Howland felt a sudden, sad fondness for him. Children from great houses were always doing their best to grow into legends as their bodies struggled to keep up.
He lowered the spear a finger's breadth. "That's quite the title young man. Do you have any other names I might know?"
The boy's chin came up another inch. "I am Gerold Dayne of High Hermitage. My cousin is the Sword of the Morning and one day I will wield Dawn just like him."
Ned dismounted, sheathing Ice behind his back.
"We're not your enemies," Ned said, voice gentler now. "The war is done. We're bound for Starfall."
The boy's eyes narrowed. "To sack it."
"No," Howland said. He reached back and tapped the oilcloth bundle at his saddle. "To return something that belongs there."
The younger Dayne's eyes flicked to the wrapped sword and widened despite himself.
"Arthur fell at the Trident," Ned said. The words came slower now, heavier. "We bring Dawn home."
The boy's face changed at that. The practiced arrogance slipped. Grief looked out, naked and young.

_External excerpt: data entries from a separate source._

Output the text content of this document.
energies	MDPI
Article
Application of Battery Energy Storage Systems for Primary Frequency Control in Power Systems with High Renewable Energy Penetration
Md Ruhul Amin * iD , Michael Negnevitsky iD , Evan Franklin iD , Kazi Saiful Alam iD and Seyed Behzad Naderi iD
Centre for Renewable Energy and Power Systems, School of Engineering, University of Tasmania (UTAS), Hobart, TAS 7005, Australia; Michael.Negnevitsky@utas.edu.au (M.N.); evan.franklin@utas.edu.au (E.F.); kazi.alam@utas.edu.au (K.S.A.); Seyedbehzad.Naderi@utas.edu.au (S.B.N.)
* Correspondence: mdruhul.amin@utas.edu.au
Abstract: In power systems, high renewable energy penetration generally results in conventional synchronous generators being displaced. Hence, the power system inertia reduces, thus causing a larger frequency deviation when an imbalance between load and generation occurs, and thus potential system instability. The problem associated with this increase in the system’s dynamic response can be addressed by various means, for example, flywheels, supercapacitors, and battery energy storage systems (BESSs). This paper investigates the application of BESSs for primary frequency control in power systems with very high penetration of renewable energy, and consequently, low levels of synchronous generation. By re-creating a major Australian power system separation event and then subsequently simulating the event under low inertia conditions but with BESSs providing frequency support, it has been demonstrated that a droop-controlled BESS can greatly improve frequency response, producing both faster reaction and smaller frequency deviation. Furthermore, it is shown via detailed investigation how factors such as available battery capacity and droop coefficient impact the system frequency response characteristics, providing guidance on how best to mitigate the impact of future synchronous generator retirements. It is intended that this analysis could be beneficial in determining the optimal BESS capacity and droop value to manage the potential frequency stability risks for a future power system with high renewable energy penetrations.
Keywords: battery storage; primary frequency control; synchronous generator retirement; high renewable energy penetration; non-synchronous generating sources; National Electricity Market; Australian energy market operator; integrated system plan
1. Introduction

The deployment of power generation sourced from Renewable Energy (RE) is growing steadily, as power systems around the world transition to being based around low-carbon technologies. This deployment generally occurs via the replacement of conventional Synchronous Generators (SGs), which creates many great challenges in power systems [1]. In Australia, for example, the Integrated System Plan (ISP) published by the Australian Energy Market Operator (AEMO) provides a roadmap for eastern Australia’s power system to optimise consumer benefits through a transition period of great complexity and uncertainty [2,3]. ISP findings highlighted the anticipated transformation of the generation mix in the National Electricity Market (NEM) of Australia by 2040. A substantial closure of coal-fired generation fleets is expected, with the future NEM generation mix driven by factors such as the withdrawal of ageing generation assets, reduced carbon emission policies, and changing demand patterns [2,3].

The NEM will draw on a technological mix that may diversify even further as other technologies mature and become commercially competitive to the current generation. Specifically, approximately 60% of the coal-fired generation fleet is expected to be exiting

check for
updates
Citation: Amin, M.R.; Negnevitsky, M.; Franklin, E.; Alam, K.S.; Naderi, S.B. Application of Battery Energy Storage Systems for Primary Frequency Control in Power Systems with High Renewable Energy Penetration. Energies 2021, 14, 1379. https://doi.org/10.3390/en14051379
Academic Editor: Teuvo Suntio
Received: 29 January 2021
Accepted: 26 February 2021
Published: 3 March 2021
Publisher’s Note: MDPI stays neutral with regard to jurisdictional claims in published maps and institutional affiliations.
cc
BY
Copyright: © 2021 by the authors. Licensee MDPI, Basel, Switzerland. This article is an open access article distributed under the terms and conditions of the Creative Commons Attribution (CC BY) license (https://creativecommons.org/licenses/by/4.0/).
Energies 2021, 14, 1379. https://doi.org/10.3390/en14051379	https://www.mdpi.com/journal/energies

"He promised to teach me the blade." he muttered sadly. "I wanted to squire for him one day."
One of the older riders bowed his head.
The little lord swallowed once, hard, and then seemed to remember he had an audience. "He was the finest knight in the world," he said, anger and pride warring in his voice. "One day I'll be just as great."
Howland stepped back and lowered the spear entirely. "Then start by staying alive long enough to finish growing."
The boy glared at him, but without much force this time.
Ned bent to offer him a hand up from the saddle. The boy hesitated, then took it. His fingers were small inside Ned's calloused grip.
Ned nodded. "Well then, Gerold Dayne of the night. If you mean to protect your liege, you may do it usefully and escort us to Starfall."
That landed better than Howland expected. The boy's shoulders squared again, but now with purpose instead of theater.
"I can do that," Gerold said quickly. Then, catching himself: "If I choose."
Ned's mouth twitched. "Of course."
Howland went to cut the net free from the fallen riders. One of them had rope burns up both cheeks and looked offended by the existence of bog tactics. Howland did not apologize. The crannogs had survived too long to be ashamed of what worked.
Within a short while they were mounted again and moving together into the Torrentine river valley, the black sword and star lifting in the hot wind.
Leading the group was young Gerold, with his eyes on the distant sky. Every so often he glanced back at the wrapped sword on Howland's pony as if he could feel its pull through cloth and leather.
Ned rode behind him while staring longingly at the southern horizon, dreaming of love.
"Watch for snakes on the path," Lord Reed reminded the daydreamers. "It is said the bite of a mountain viper can bring down an elephant."
"I was weaned on venom, crannogman. Any viper that takes a bite of me will rue it." Darkstar boasted.
Howland sighed with exasperation and rode on.